Stockton Record
August 3, 2010
Peace pact signed
City, county, chamber ink deal for prison hospital
Federal receiver J. Clark Kelso shakes hands Monday with Stockton Mayor Ann Johnston as San Joaquin County Supervisor Carlos Villapudua watches. Months of acrimonious dispute ended Monday with the signing of a deal that will allow for the construction of a prison hospital in Stockton. The deed was done at the offices of the Greater Stockton Chamber of Commerce, which had taken the lead in the fight against the hospital proposal.Calixtro Romias/The Record
By Joe Goldeen
Record Staff Writer
August 03, 2010 12:00 AM
STOCKTON – All the players in a public, acrimonious dispute over placing a state prison hospital in Stockton came together Monday to sign an agreement to pave the way for construction to begin this fall.
Appropriately held at the offices of the Greater Stockton Chamber of Commerce – which spearheaded the community’s objections to the project’s environmental impact report – representatives of Stockton, San Joaquin County, the chamber, and the California Department of Corrections and Rehabilitation joined federal prison health care receiver J. Clark Kelso in a signing ceremony witnessed by dozens of local and state officials and community members.
“This truly is an historic occasion,” chamber President Rick Goucher said.

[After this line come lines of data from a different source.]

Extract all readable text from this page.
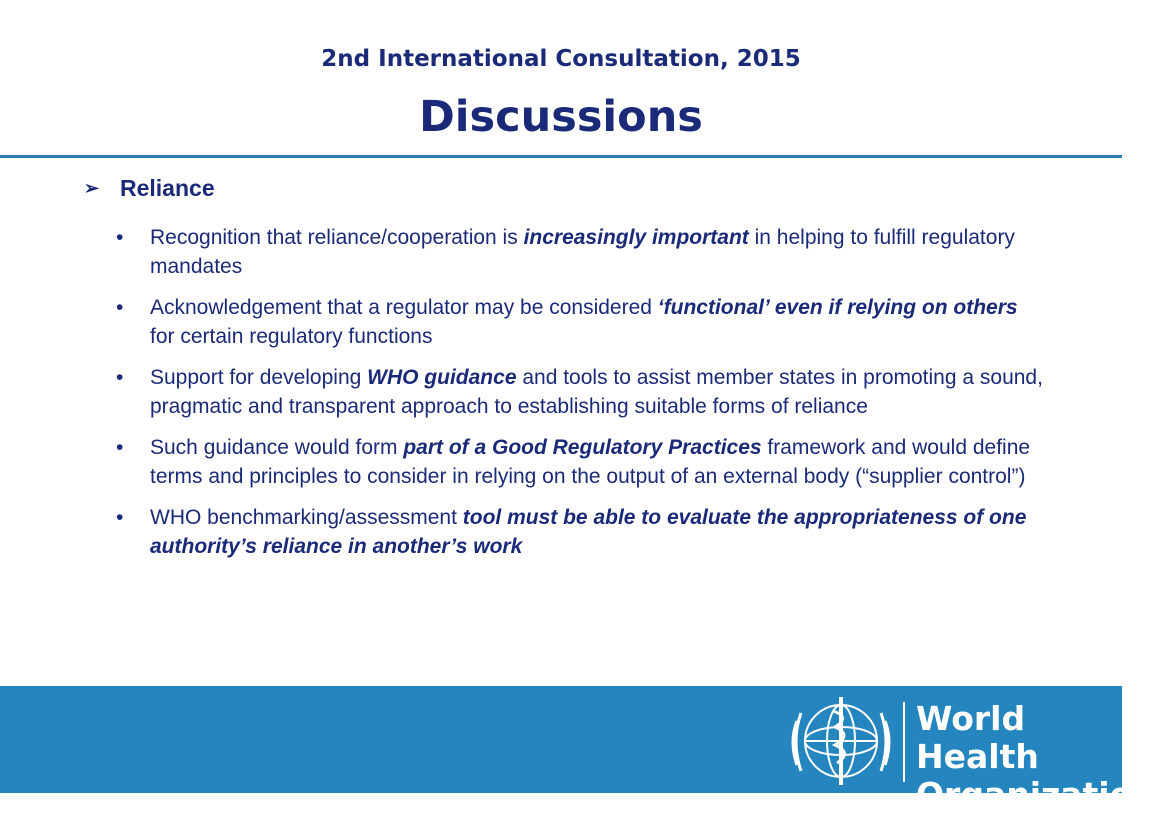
2nd International Consultation, 2015
Discussions
➢ Reliance
• Recognition that reliance/cooperation is increasingly important in helping to fulfill regulatory mandates
• Acknowledgement that a regulator may be considered ‘functional’ even if relying on others for certain regulatory functions
• Support for developing WHO guidance and tools to assist member states in promoting a sound, pragmatic and transparent approach to establishing suitable forms of reliance
• Such guidance would form part of a Good Regulatory Practices framework and would define terms and principles to consider in relying on the output of an external body (“supplier control”)
• WHO benchmarking/assessment tool must be able to evaluate the appropriateness of one authority’s reliance in another’s work
World Health
Organization
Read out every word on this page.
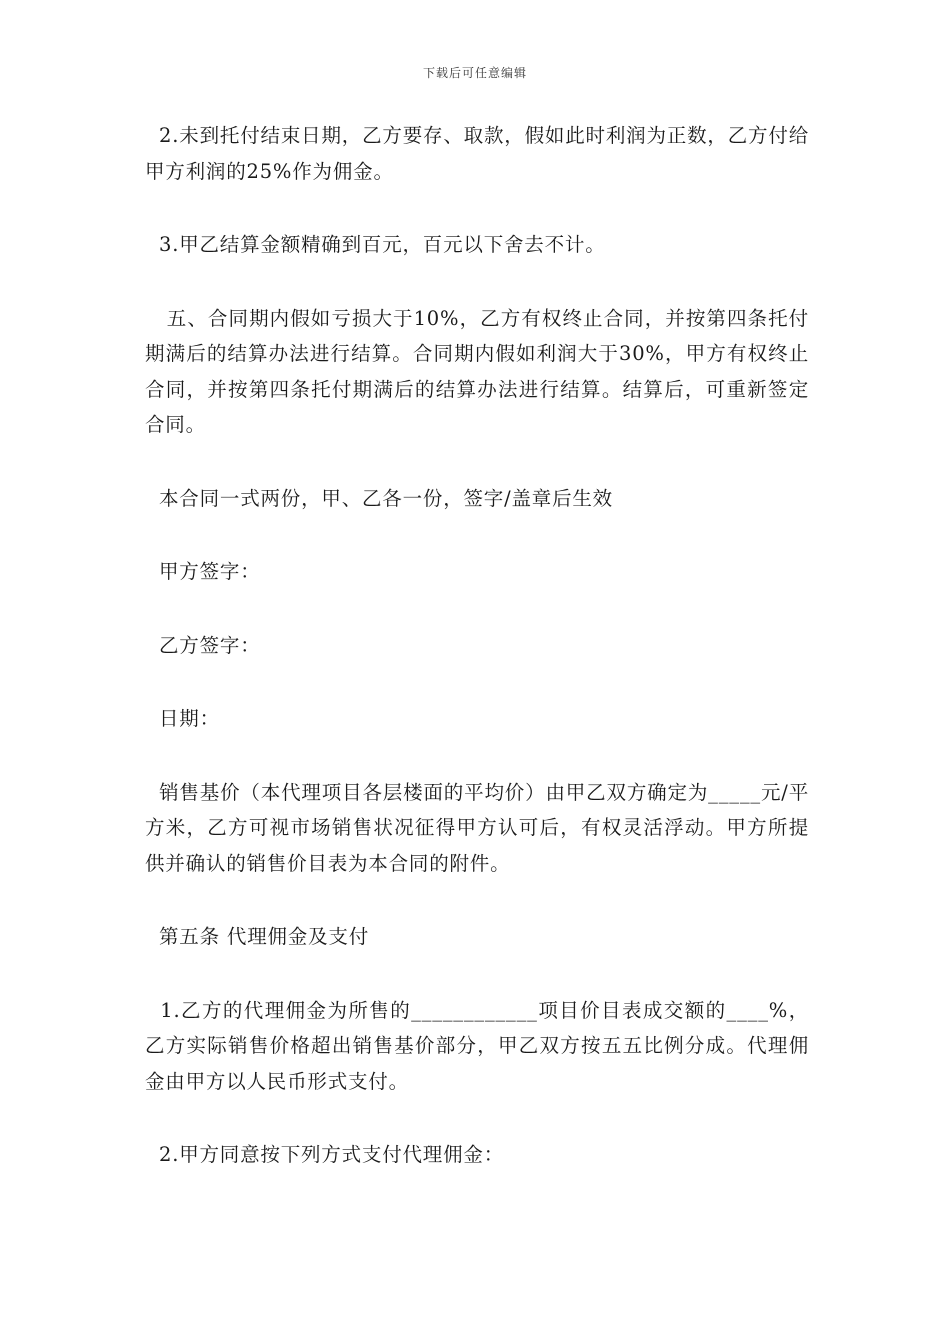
下载后可任意编辑

2.未到托付结束日期，乙方要存、取款，假如此时利润为正数，乙方付给甲方利润的25%作为佣金。

3.甲乙结算金额精确到百元，百元以下舍去不计。

五、合同期内假如亏损大于10%，乙方有权终止合同，并按第四条托付期满后的结算办法进行结算。合同期内假如利润大于30%，甲方有权终止合同，并按第四条托付期满后的结算办法进行结算。结算后，可重新签定合同。

本合同一式两份，甲、乙各一份，签字/盖章后生效

甲方签字：

乙方签字：

日期：

销售基价（本代理项目各层楼面的平均价）由甲乙双方确定为_____元/平方米，乙方可视市场销售状况征得甲方认可后，有权灵活浮动。甲方所提供并确认的销售价目表为本合同的附件。

第五条 代理佣金及支付

1.乙方的代理佣金为所售的____________项目价目表成交额的____%，乙方实际销售价格超出销售基价部分，甲乙双方按五五比例分成。代理佣金由甲方以人民币形式支付。

2.甲方同意按下列方式支付代理佣金：
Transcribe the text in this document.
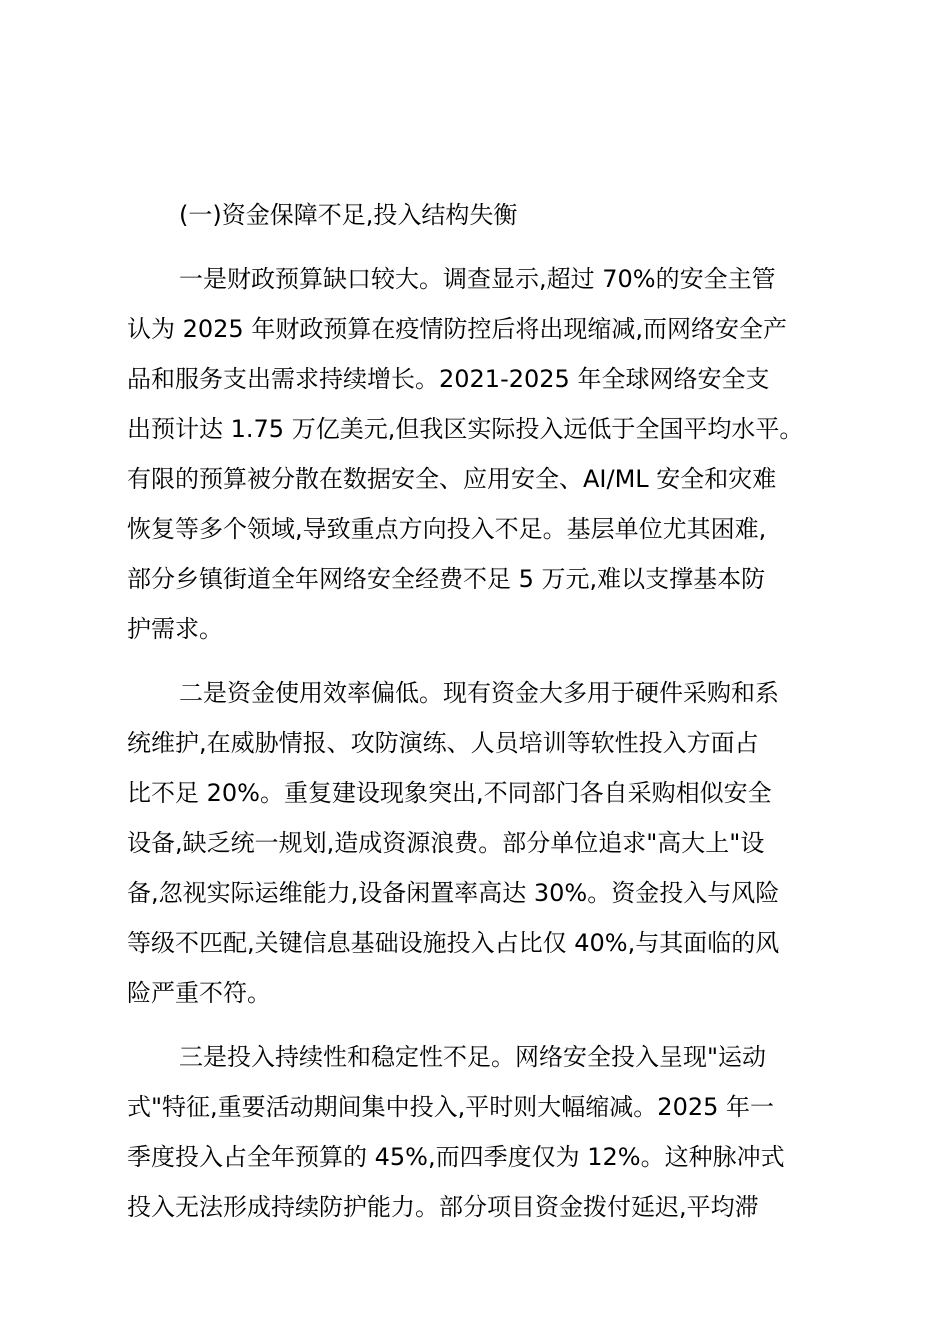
(一)资金保障不足,投入结构失衡
一是财政预算缺口较大。调查显示,超过 70%的安全主管
认为 2025 年财政预算在疫情防控后将出现缩减,而网络安全产
品和服务支出需求持续增长。2021-2025 年全球网络安全支
出预计达 1.75 万亿美元,但我区实际投入远低于全国平均水平。
有限的预算被分散在数据安全、应用安全、AI/ML 安全和灾难
恢复等多个领域,导致重点方向投入不足。基层单位尤其困难,
部分乡镇街道全年网络安全经费不足 5 万元,难以支撑基本防
护需求。
二是资金使用效率偏低。现有资金大多用于硬件采购和系
统维护,在威胁情报、攻防演练、人员培训等软性投入方面占
比不足 20%。重复建设现象突出,不同部门各自采购相似安全
设备,缺乏统一规划,造成资源浪费。部分单位追求"高大上"设
备,忽视实际运维能力,设备闲置率高达 30%。资金投入与风险
等级不匹配,关键信息基础设施投入占比仅 40%,与其面临的风
险严重不符。
三是投入持续性和稳定性不足。网络安全投入呈现"运动
式"特征,重要活动期间集中投入,平时则大幅缩减。2025 年一
季度投入占全年预算的 45%,而四季度仅为 12%。这种脉冲式
投入无法形成持续防护能力。部分项目资金拨付延迟,平均滞
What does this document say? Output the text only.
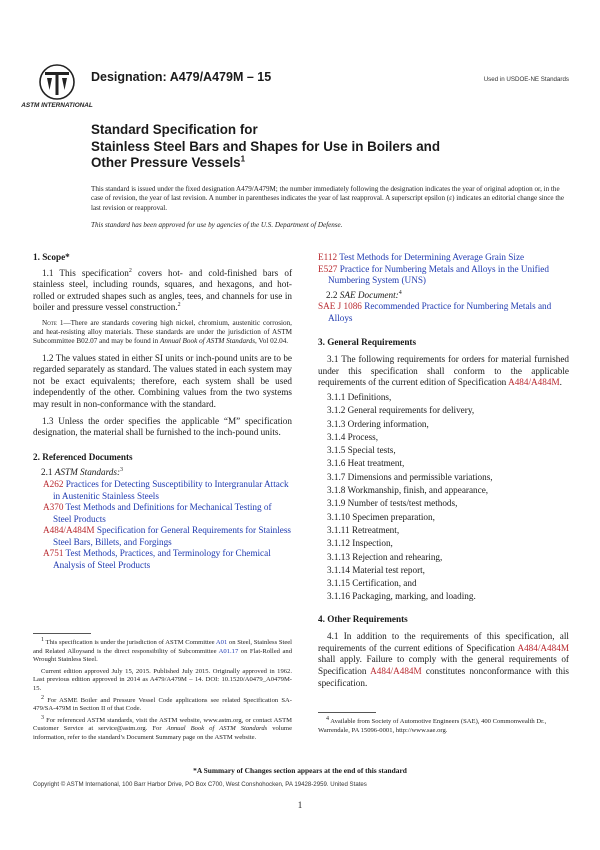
ASTM INTERNATIONAL
Designation: A479/A479M – 15	Used in USDOE-NE Standards
Standard Specification for
Stainless Steel Bars and Shapes for Use in Boilers and
Other Pressure Vessels$^1$

This standard is issued under the fixed designation A479/A479M; the number immediately following the designation indicates the year of original adoption or, in the case of revision, the year of last revision. A number in parentheses indicates the year of last reapproval. A superscript epsilon (ε) indicates an editorial change since the last revision or reapproval.

This standard has been approved for use by agencies of the U.S. Department of Defense.

1. Scope*

1.1 This specification$^2$ covers hot- and cold-finished bars of stainless steel, including rounds, squares, and hexagons, and hot-rolled or extruded shapes such as angles, tees, and channels for use in boiler and pressure vessel construction.$^2$

Note 1—There are standards covering high nickel, chromium, austenitic corrosion, and heat-resisting alloy materials. These standards are under the jurisdiction of ASTM Subcommittee B02.07 and may be found in Annual Book of ASTM Standards, Vol 02.04.

1.2 The values stated in either SI units or inch-pound units are to be regarded separately as standard. The values stated in each system may not be exact equivalents; therefore, each system shall be used independently of the other. Combining values from the two systems may result in non-conformance with the standard.

1.3 Unless the order specifies the applicable “M” specification designation, the material shall be furnished to the inch-pound units.

2. Referenced Documents

2.1 ASTM Standards:$^3$

A262 Practices for Detecting Susceptibility to Intergranular Attack in Austenitic Stainless Steels

A370 Test Methods and Definitions for Mechanical Testing of Steel Products

A484/A484M Specification for General Requirements for Stainless Steel Bars, Billets, and Forgings

A751 Test Methods, Practices, and Terminology for Chemical Analysis of Steel Products

E112 Test Methods for Determining Average Grain Size

E527 Practice for Numbering Metals and Alloys in the Unified Numbering System (UNS)

2.2 SAE Document:$^4$

SAE J 1086 Recommended Practice for Numbering Metals and Alloys

3. General Requirements

3.1 The following requirements for orders for material furnished under this specification shall conform to the applicable requirements of the current edition of Specification A484/A484M.

3.1.1 Definitions,

3.1.2 General requirements for delivery,

3.1.3 Ordering information,

3.1.4 Process,

3.1.5 Special tests,

3.1.6 Heat treatment,

3.1.7 Dimensions and permissible variations,

3.1.8 Workmanship, finish, and appearance,

3.1.9 Number of tests/test methods,

3.1.10 Specimen preparation,

3.1.11 Retreatment,

3.1.12 Inspection,

3.1.13 Rejection and rehearing,

3.1.14 Material test report,

3.1.15 Certification, and

3.1.16 Packaging, marking, and loading.

4. Other Requirements

4.1 In addition to the requirements of this specification, all requirements of the current editions of Specification A484/A484M shall apply. Failure to comply with the general requirements of Specification A484/A484M constitutes nonconformance with this specification.

$^1$ This specification is under the jurisdiction of ASTM Committee A01 on Steel, Stainless Steel and Related Alloysand is the direct responsibility of Subcommittee A01.17 on Flat-Rolled and Wrought Stainless Steel.

Current edition approved July 15, 2015. Published July 2015. Originally approved in 1962. Last previous edition approved in 2014 as A479/A479M – 14. DOI: 10.1520/A0479_A0479M-15.

$^2$ For ASME Boiler and Pressure Vessel Code applications see related Specification SA-479/SA-479M in Section II of that Code.

$^3$ For referenced ASTM standards, visit the ASTM website, www.astm.org, or contact ASTM Customer Service at service@astm.org. For Annual Book of ASTM Standards volume information, refer to the standard’s Document Summary page on the ASTM website.

$^4$ Available from Society of Automotive Engineers (SAE), 400 Commonwealth Dr., Warrendale, PA 15096-0001, http://www.sae.org.

*A Summary of Changes section appears at the end of this standard
Copyright © ASTM International, 100 Barr Harbor Drive, PO Box C700, West Conshohocken, PA 19428-2959. United States
1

Prison hospital particulars
• 1.2 million square feet on more than 144 acres near southwest corner of Arch and Austin roads (site of the former Karl Holton Youth Correctional Facility), Stockton
• 1,722-bed subacute medical and mental health care facility
• $900 million projected construction cost
• $300 million projected gross annual operating cost; $250 million net operating cost based on saving $50 million annually from decreased population transfers and outside hospital costs
• 9,200 construction jobs and $1 billion in economic output
• 1,700 construction workers on site daily during seven-month peak period in summer 2012
• 2,400 permanent, year-round jobs with estimated $220 million payroll
• Ground preparation expected to begin in late fall, with construction to begin next spring; completion and activation of hospital projected for fall 2013
Recounting the process that started in 2007 when the chamber challenged the EIR over the 1,722-bed subacute California Health Care Facility-Stockton hospital’s effects on the region, Goucher noted his approval when the city and the county joined the chamber’s lawsuit against the state.
“That put more teeth into it,” Goucher said. “Now we’ve gotten to the point where we’re signing this. No, we didn’t get everything we wanted, but at the end of the day, I think it will be good for the city, county and the state.”
San Joaquin County Board of Supervisors Chairman Carlos Villapudua and Stockton Mayor Ann Johnston agreed.
“This is a major milestone that produces a one-of-a-kind partnership between the city, county, state and the federal receiver,” Villapudua said.
Johnston noted that objections needed to be raised to “protect our local community. We needed to involve the citizens in whatever happens in this process.”
Key elements of the settlement include up to $1 million in sales tax revenue from the purchase of construction materials, hundreds of thousands of dollars in direct aid to schools and local government, $3 million in road improvements, and the state’s commitment to hire county residents during the construction and activation phases of the new hospital.
Or, as Johnston said: “Jobs, jobs, jobs. The hope is these will be high-paying jobs with good benefits. The challenge now will be the education pipeline,” to ensure the new hospital does not drain existing health care providers of trained personnel in a region chronically suffering from a shortage.
Attorney Steve Herum, a founding partner of the Herum Crabtree law firm, who was described by Johnston as “the Darth Vader of our effort” for his role in negotiating the settlement, deferred the praise and instead credited “the vision, boldness and courage of our local and elected leaders that took the step of standing up to the state for the well-being of the community. This is their day.”